Wie bereits so häufig in dieser Saison haben es die Zweitligahandballerinnen der SG Bandits Magdeburg/Barleben am vergangenen Wochenende nicht geschafft, sich mit einer konzentrierten Leistung über 60 Minuten zu behaupten und somit den Lohn für ihre Arbeit einzufahren. Dreizehn schwache Minuten reichten auch gegen die TSG Wismar, um zwei mögliche Punkte leichtfertig aus der Hand zu geben und sich somit Luft im Abstiegskampf zu verschaffen.
Dabei begannen die Gäste aus Sachsen-Anhalt zunächst recht ordentlich und konnten die zwischenzeitliche 4:2 (6.) Führung der Hanseaten nach neun Spielminuten bei 4:4 ausgleichen. Nach einer Auszeit von Banditstrainer Grzegorz Subocz agierten die Elbestädterinnen fortan besser in der Deckung und konnten sich so auch einige Vorteile im Angriff erarbeiten. Dies zahlte sich in der Folgezeit aus, denn nach Treffern von Schröder, Maue und Wysinski wiesen die Elbestädterinnen beim Stand von 7:5 (16.) erstmalig eine Zweitore-Führung auf, wobei man auch bis dato mit der Chancenverwertung haderte und sich so leichtfertig um eine höhere Führung brachte. Nutznießer waren die Gastgeberinnen, allen voran Franca Kühne, die Nachlässigkeiten in der Defensive der Magdeburgerinnen eiskalt bestrafte und somit großen Anteil am erneuten Ausgleich der TSG, beim Stand von 9:9 (20.) hatte. In den verbleibenden zehn Spielminuten bis zur Pause flachte dann auf beiden Seiten vor allem die Offensivleistung etwas ab, woraus jedoch keine Mannschaft Kapital schlagen konnte und es so mit einem leistungsgerechten 13:13 Unentschieden in die Pause ging. Nach dem Seitenwechsel bot sich auf Magdeburger Seite erneut das gleiche Bild wie bereits vor Wochenfrist. Körperlich schienen die Subocz-Schützlinge zwar anwesend, aber geistig noch in der Kabine zu sein. Anders ist der plötzliche Leistungsabfall der Bandits wohl nicht zu erklären, den die gastgebende TSG natürlich eiskalt ausnutze. Statt Tore zu werfen, produzierten die Elbestädterinnen Fehlwürfe sowie Ballverluste am Stück und musste im Gegenzug Tor um Tor hinnehmen. Binnen von 13 Minuten konnte die Sieben von Trainerin Marina Bratenkowa so von 13:13 auf 24:16 (43.) enteilen und folglich eine Art Vorentscheidung erzielen.

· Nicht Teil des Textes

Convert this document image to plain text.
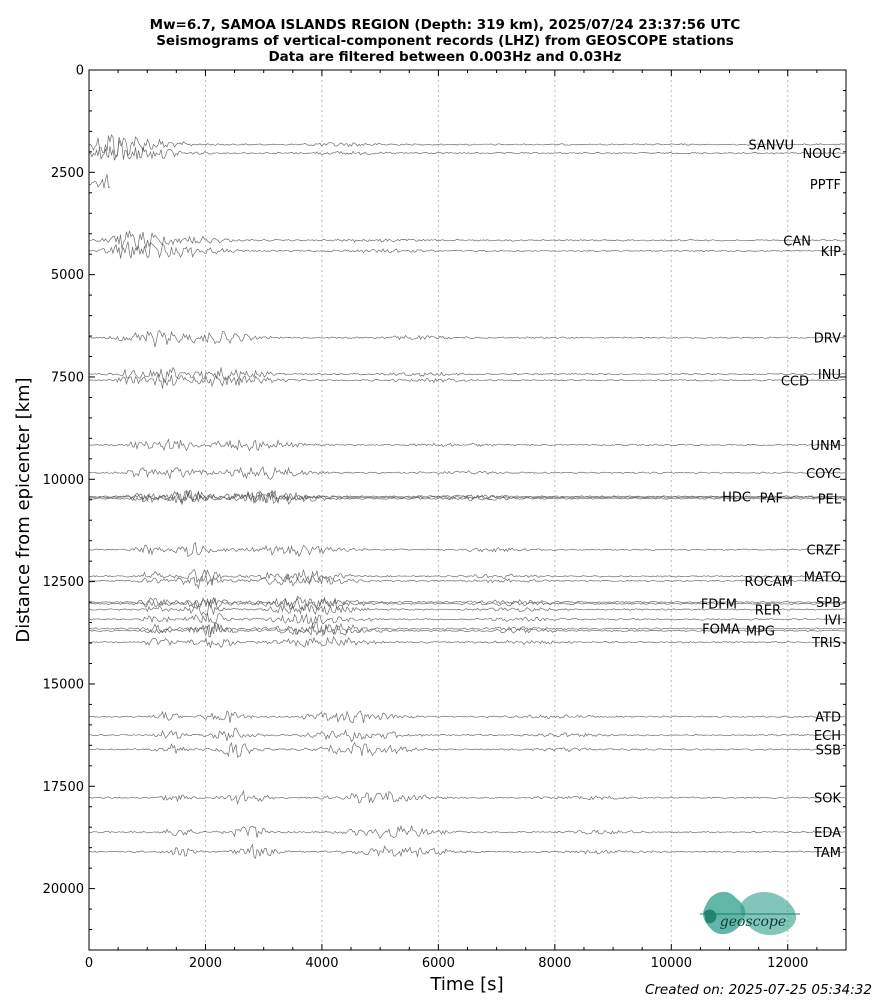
Mw=6.7, SAMOA ISLANDS REGION (Depth: 319 km), 2025/07/24 23:37:56 UTC
Seismograms of vertical-component records (LHZ) from GEOSCOPE stations
Data are filtered between 0.003Hz and 0.03Hz
0	2000	4000	6000	8000	10000	12000
0
2500
5000
7500
10000
12500
15000
17500
20000
SANVU
NOUC
PPTF
CAN
KIP
DRV
INU
CCD
UNM
COYC
HDC PAF	PEL
CRZF
MATO
ROCAM
SPB
FDFM RER
IVI
FOMA MPG
TRIS
ATD
ECH
SSB
SOK
EDA
TAM
Time [s]
Distance from epicenter [km]
geoscope
Created on: 2025-07-25 05:34:32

In der Folge besann man sich bei den Magdeburgerinnen wieder aufs Handballspielen, konnte aber lediglich den Abstand bis zum 24:18 (46.) konstant halten. Drei Treffer in Folge brachten die Gäste beim 19:24 (48.) zwar noch einmal in eine aussichtsreichere Position, jedoch verhinderten überflüssige Technik-und Regelfehler sowie eine nicht zufriedenstellende Chancenverwertung eine weitere Aufholjagd der Bandits. In den letzten zehn Minuten der Partie konnte es die Hanseaten so etwas ruhiger angehen lassen und spielten ihren sechs Torevorsprung vom 25:19 (50.) bis zum Abpfiff clever herunter, so dass die Subocz-Schützling nach 60 Minuten mit einer 23:29 Niederlage erneut als Verlierer das Parkett verließen.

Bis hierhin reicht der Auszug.